文本中心像素重建实现任意形状的文本检测

doi:10.3778/j.issn.1002-8331.2112-0108

摘要/Abstract

摘要： 针对自然场景文本检测算法未能高效、准确地实现端到端的任意形状文本检测，提出了轻量型像素聚类文本核重建的文本检测算法，针对轻量型网络特征信息弱和感受野小的问题，设计了图像级上下文信息模块（image-level context module）来捕获全局图像信息和语义级上下文信息模块（semantic-level context module）学习目标区域信息，两者信息融合增强网络特征信息保证检测的准确性，为了有效区分相邻文本和定位弯曲文本，基于文本核启发将文字实例中心视为聚类中心，从核中心经过一次像素聚类重建完整的文字实例实现对任意形状文本的检测。方法在弯曲文本数据集Total-Text和CTW1500综合评分达到了84.1%和84.6%超过了最好的CARFT方法，检测速度42帧/s超过最优EAST的，有效地解决了检测形状文本的高效和准确性，在应用层面更加友好。

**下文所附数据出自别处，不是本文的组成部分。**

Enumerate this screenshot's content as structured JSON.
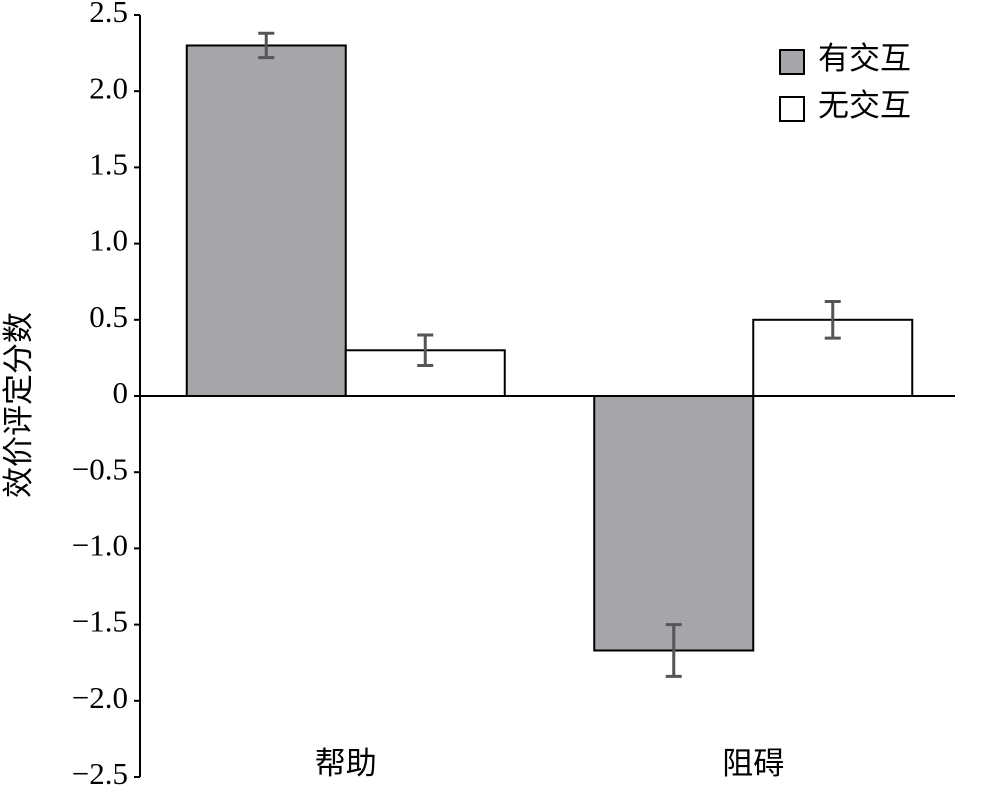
{
  "chart_data": {
    "type": "bar",
    "y_label": "效价评定分数",
    "categories": [
      "帮助",
      "阻碍"
    ],
    "series": [
      {
        "name": "有交互",
        "color": "#a7a5a9",
        "values": [
          2.3,
          -1.67
        ],
        "errors": [
          0.08,
          0.17
        ]
      },
      {
        "name": "无交互",
        "color": "#ffffff",
        "values": [
          0.3,
          0.5
        ],
        "errors": [
          0.1,
          0.12
        ]
      }
    ],
    "ylim": [
      -2.5,
      2.5
    ],
    "yticks": [
      {
        "value": -2.5,
        "label": "−2.5"
      },
      {
        "value": -2.0,
        "label": "−2.0"
      },
      {
        "value": -1.5,
        "label": "−1.5"
      },
      {
        "value": -1.0,
        "label": "−1.0"
      },
      {
        "value": -0.5,
        "label": "−0.5"
      },
      0,
      {
        "value": 0.5,
        "label": "0.5"
      },
      {
        "value": 1.0,
        "label": "1.0"
      },
      {
        "value": 1.5,
        "label": "1.5"
      },
      {
        "value": 2.0,
        "label": "2.0"
      },
      {
        "value": 2.5,
        "label": "2.5"
      }
    ],
    "error_color": "#555555",
    "legend": "upper right"
  }
}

关键词: 图像级上下文, 语义级上下文, 像素聚类, 任意形状文本, 文本核

Abstract: In order to solve that the scene text detection algorithm is not efficient and accurate to realize the end-to-end arbitrary shape text detection, a text detection algorithm based on lightweight pixel clustering text kernel reconstruction is proposed. To address the weak feature information and small sensing field of lightweight network, the image-level context module is designed to capture the global image information and the semantic-level context module is designed to learn the target region information. The fusion of the two information enhances the network feature information to ensure the accuracy of detection. In order to distinguish the adjacent text and locate the curved text effectively, the text instance center is regarded as the clustering center based on the text kernel heuristic, and the detection of arbitrary shape text is realized through a pixel clustering reconstruction of the complete text instance from the core center. The method achieves a comprehensive score of 84.1% and 84.6% in the Total-Text and CTW1500 curved text datasets, and the detection speed of 42 frame/s exceeds that of the optimal EAST, which effectively solves the problem of high efficiency and accuracy in the detection of shape text.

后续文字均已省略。